My doc called today and answered most of the questions we had. First, he confirmed the surgery date for June 18th, and explained what needed to be done in preparation. I have to have medical clearance from my primary because they will be tubing me. I was a little surprised that they decided to tube me, because from other stories I have read, most people just get twilight sedation or local anesthetic. I’m guessing that because they are repairing both sides as well as taking biopsies, that this might be a little bit longer of a surgery, and that it would warrant being under general anesthesia.
Next he explained that after speaking with Jess’ IVF doc, that he would keep the biopsies and do all the pathology instead. I’m unsure why IVFNJ would not want to do it. I have read on other sites, as well as medical journals, that they have frozen TESE sperm with not the greatest results, but some good results, no less. Oh well, I guess we will just have to go with the flow.
Recovery time for me will be about 2 weeks before I can return to work. Most people are released for work after 1 week, but with my job, I need to be 100% before I can return. In regards to the varicocele repair, the doc said you normally have between 3 and 6 months before you can see any results. He’s putting the mark at 4 months before we do any more testing. This would put us at starting another IVF round sometime in November or early December (if all goes well).
Jess got a call from the IVFNJ doc today. He was confused about the message he recieved from my doc. My doc was trying to coordinate my varicocele repair with IVFNJ. He wasn’t trying to get Jess on an IVF cycle, but did want to send some biopsies to IVFNJ for sperm extraction/freezing (if they find any). Her doc explained to Jess that they don’t really freeze sperm from TESE. It has a terrible pregnancy rate, and they would not count on it as backup. This is a small step backward, because we thought if they had found some sperm, that we could freeze it for the next round of IVF. Regardless, I will probably have to go through another surgery for extraction. This just moves us closer to donor backup.
Today was my appointment for the reproductive urologist visit. Jess took off of work early so she could make the trip with me. When she got home, we rounded up the results from my previous semenalysis, hopped in the car and started making the trip to Marlton. From my previous visit to the Marlton office, I knew we would have a decent wait to be seen. It seems like this office over books, and is in slow motion. Not to mention that my doctor is only there on certain days. Once we finally got in to see the Doc, we gave him the results from the previous semenalysis done by IVFNJ. He was a bit surprised because all earlier tests done showed me with a diagnosis of azoospermia. From what reproductive endocrinologist at IVFNJ explained, it seems that regular labs (Centra State, which is where all my previous semenalysis’ were done), will mark the results as no sperm even if there are a small quantity. I’m assuming this is because an abnormal result would be less than 20 million per ml., and how do go about reporting maybe 10 per ml. There is no scale to measure that little quantity. Also, the lab at IVFNJ looks through the entire sample, not just a small quantity of it. Anyway, the point is they did find something!
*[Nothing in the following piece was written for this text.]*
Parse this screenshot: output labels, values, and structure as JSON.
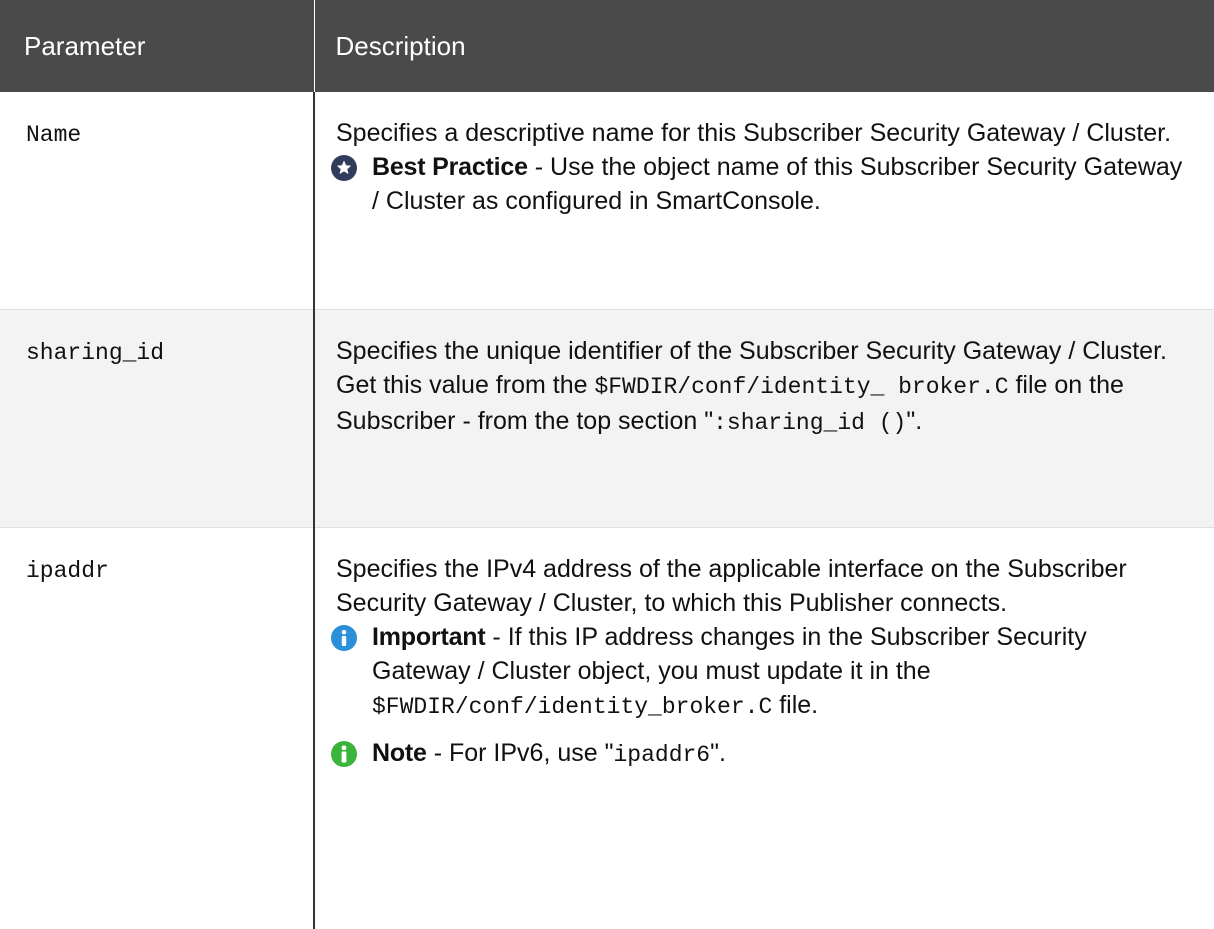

The Doc explained that the only true way to determine my lack of sperm would be through further testing (DNA, major biopsies). After answering our 1000 questions, the Doc agreed to be on board with the cycle of IVF. He explained that he would be performing a percutaneous sperm aspiration procedure(this is a variation of a TESE procedure called PESA), using local anesthetics, and sperm extraction through needles. He uses ultrasonic guidance, which helps to locate areas that would have a better chance of having sperm. This is opposed to going in blind and just taking multiple samples here and there. This brings us to our last question posed for the Doc. Which was “What are the chances of finding viable sperm?” His response was a very conservative 50/50. He did however say that having any kind of sperm in the last semenalysis was a great sign! We are hoping and praying for the best!